Michael selected a pair of tiny RICs (receiver-in-the-canal instruments) with custom canal-only earmolds. They are not quite as invisible as Ann’s tiny CICs, but Michael is comfortable with them. The giant hearing aid that he used to wear has been replaced by tiny hearing aids that fit nearly invisibly behind the ear.




Without their hearing aids, Michael and Ann would be struggling in college. Their 50- to 75-dB across-the-board hearing losses are severe enough to preclude them from many of the pleasures of life.

Ann desperately needed hearing aids that don’t feed back. And, being an active young woman, she was looking for hearing aids that would function well in a wide variety of listening conditions. Improvements in miniaturization gave Ann the hearing aids she needs to lead the life she wants.

Michael was equally interested in cosmetics even though he had not had his sister’s bad experience of being embarrassed by using them. Michael is a very active young man who wants to be able to hear in crowds. He was very impressed with his new system’s ability to remove unwanted background noise.

Are these miracles?  I think so, but answer these questions for yourself.

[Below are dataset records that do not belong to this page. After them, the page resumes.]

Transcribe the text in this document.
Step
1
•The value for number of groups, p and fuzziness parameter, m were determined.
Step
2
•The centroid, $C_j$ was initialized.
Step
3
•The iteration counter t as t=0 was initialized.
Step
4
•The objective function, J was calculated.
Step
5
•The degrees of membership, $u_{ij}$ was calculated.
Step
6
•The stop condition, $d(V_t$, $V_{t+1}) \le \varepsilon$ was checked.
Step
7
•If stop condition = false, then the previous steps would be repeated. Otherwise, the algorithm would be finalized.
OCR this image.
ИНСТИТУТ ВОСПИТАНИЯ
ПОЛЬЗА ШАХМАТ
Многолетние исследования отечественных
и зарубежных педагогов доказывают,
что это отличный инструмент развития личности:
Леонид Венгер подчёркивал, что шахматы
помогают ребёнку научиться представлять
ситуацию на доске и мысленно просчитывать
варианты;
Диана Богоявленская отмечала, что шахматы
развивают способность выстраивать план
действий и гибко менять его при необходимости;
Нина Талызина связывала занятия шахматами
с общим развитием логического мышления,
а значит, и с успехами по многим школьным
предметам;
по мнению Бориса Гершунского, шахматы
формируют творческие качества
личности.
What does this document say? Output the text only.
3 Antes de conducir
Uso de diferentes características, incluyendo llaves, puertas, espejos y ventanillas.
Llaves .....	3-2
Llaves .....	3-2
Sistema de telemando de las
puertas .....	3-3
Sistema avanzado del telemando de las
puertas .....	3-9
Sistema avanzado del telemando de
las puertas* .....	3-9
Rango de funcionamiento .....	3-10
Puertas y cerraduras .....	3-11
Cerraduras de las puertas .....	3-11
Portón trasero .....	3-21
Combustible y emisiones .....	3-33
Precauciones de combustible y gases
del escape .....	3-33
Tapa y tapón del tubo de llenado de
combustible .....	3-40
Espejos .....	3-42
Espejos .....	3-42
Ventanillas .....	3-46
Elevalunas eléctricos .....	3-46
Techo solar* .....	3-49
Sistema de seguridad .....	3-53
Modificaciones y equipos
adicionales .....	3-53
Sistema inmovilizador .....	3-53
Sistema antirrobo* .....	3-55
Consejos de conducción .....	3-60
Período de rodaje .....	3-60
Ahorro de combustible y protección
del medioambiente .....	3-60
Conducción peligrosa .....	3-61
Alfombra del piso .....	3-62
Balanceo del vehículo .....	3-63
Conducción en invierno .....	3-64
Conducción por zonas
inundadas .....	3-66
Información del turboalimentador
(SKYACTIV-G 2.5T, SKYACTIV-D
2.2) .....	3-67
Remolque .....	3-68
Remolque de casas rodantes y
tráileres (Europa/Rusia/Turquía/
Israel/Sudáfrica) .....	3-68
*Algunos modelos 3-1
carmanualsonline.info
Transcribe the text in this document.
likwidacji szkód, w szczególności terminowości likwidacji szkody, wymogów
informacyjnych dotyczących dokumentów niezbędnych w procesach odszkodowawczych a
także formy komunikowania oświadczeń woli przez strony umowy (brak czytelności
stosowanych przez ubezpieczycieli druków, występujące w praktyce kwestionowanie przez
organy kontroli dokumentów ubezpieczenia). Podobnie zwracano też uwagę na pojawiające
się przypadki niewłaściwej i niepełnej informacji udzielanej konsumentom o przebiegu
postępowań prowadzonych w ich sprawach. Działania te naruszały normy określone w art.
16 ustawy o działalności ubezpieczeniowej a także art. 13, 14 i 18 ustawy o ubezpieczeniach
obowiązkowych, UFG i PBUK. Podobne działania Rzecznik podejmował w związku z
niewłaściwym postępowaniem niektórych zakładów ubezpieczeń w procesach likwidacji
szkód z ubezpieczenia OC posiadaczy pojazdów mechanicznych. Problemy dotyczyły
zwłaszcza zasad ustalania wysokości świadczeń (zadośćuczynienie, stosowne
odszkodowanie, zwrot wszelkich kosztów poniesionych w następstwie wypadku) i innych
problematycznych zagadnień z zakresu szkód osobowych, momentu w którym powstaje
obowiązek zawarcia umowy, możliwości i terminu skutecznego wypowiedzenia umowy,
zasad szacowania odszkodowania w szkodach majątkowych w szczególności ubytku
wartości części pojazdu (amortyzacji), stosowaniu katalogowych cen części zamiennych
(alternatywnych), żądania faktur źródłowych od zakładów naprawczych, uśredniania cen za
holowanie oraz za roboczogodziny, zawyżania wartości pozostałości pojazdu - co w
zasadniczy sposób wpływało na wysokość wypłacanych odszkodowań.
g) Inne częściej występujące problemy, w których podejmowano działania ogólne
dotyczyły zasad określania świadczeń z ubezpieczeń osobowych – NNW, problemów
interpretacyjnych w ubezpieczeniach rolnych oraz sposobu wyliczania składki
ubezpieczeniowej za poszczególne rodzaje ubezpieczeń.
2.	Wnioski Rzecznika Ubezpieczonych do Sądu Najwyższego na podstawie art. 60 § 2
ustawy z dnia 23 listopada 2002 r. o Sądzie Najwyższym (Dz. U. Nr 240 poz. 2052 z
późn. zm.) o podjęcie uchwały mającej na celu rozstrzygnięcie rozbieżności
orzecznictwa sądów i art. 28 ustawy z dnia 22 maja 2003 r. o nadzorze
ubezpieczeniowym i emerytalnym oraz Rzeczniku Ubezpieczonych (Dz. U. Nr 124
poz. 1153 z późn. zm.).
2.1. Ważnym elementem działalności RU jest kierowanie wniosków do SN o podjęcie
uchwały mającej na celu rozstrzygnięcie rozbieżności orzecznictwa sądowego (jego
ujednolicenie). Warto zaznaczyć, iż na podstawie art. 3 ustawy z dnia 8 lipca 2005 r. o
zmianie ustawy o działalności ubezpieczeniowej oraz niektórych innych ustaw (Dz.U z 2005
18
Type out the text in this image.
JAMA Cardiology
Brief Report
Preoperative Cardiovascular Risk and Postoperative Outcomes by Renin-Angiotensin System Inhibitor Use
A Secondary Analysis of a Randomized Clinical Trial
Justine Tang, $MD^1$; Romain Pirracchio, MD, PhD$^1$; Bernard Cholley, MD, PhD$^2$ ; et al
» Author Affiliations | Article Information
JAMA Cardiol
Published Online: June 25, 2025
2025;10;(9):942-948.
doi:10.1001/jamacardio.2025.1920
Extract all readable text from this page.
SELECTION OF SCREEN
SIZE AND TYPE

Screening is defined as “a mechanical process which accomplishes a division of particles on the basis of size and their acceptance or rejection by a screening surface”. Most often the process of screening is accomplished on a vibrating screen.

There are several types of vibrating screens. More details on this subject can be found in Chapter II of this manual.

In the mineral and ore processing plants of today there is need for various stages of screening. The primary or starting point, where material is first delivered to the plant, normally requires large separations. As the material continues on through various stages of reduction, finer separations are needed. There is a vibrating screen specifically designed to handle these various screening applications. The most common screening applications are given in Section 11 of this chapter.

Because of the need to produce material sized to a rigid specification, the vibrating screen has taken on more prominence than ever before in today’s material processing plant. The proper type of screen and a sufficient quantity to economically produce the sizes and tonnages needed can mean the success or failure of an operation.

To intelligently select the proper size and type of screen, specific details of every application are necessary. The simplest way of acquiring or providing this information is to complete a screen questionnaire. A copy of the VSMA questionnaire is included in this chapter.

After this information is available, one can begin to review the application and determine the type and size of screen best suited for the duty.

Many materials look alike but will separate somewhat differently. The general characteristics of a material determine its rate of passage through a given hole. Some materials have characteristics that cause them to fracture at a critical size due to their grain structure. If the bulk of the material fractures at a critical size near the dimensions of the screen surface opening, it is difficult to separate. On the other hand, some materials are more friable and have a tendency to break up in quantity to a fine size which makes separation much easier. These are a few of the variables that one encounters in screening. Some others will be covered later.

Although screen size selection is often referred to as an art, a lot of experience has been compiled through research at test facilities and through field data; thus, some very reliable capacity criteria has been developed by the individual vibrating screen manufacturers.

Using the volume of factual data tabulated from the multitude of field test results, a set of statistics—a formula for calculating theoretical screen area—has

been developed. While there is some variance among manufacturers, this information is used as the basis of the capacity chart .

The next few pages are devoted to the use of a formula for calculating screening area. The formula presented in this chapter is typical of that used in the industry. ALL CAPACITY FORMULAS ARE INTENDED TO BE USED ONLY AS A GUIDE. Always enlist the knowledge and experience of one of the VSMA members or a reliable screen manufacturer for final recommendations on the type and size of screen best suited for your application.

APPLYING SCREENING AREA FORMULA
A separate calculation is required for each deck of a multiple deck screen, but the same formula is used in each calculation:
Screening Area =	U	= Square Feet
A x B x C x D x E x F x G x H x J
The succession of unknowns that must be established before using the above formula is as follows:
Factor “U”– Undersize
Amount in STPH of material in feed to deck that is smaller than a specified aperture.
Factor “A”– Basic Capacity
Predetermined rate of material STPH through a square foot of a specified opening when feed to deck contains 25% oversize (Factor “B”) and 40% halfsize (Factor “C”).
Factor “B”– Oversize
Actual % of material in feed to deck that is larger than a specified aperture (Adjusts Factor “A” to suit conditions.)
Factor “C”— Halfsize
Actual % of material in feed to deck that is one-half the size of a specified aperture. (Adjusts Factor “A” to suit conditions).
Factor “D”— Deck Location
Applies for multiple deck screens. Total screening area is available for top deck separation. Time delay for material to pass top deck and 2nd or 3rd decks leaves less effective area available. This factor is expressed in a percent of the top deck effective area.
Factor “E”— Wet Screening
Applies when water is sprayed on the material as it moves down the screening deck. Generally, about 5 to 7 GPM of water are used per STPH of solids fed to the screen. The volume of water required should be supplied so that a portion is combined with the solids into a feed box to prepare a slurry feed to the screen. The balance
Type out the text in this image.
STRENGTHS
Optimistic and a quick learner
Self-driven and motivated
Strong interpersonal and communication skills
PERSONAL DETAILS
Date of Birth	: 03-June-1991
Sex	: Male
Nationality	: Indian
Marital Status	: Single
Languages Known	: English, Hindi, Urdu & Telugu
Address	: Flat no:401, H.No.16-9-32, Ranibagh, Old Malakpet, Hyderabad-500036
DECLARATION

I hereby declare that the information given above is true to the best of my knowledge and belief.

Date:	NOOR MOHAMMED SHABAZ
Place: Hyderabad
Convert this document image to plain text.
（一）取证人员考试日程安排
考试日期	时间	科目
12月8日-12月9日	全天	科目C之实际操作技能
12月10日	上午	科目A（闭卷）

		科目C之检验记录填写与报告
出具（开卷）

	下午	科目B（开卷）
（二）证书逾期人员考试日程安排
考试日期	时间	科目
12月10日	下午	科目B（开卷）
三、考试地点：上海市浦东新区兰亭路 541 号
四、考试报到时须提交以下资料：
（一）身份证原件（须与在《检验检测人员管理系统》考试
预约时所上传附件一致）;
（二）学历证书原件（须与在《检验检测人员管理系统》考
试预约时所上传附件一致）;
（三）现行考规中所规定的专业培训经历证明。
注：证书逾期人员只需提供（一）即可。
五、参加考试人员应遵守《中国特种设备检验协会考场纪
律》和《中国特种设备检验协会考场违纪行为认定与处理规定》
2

  • Is controlling a pea-sized, deep-fitting in-the-canal hearing aid with a remote control a miracle?
  • Is decreasing the size and weight of a BTE (behind-the-ear) by 90% while dramatically improving its performance a miracle?
  • Is reducing most of the background noise in a restaurant a miracle?

You decide.




One of my patients is an electrical engineer. We have had long talks about the size of a hearing aid and the amount of amplification it can produce. I learned something: There is no correlation between a hearing aid’s size and its sound output. The only component of an aid that affects output is the receiver (speaker). Therefore, it is possible for the world’s smallest hearing aid to be the world’s “strongest,” as long as it has a large, powerful receiver.

Battery size does not determine output. Think of a battery as a gas tank. A tiny battery can provide as much power as a big battery, just not for as long.

In the next case story in this series, the miracle-or-no-miracle question will be easy to answer. The patient’s name is Sandy. I’ll tell you about her soon.


feature image courtesy of latino health zone

  1. Having basic NHS aids being able to turn down the din in restaurants would be wonderful.

    Cosmetics worry me far less, although the fact my BTE aids are purple is kind of cute, especially as hearing aids mean I need to tie my hair up.

  2. I would consider being able to reduce most of the background noise in a restaurant, something of a miracle. As a hearing aid user, I have found that striking a good aural balance is about compromise. That being said, I would take comfort and control over being able to hear more any day of the week.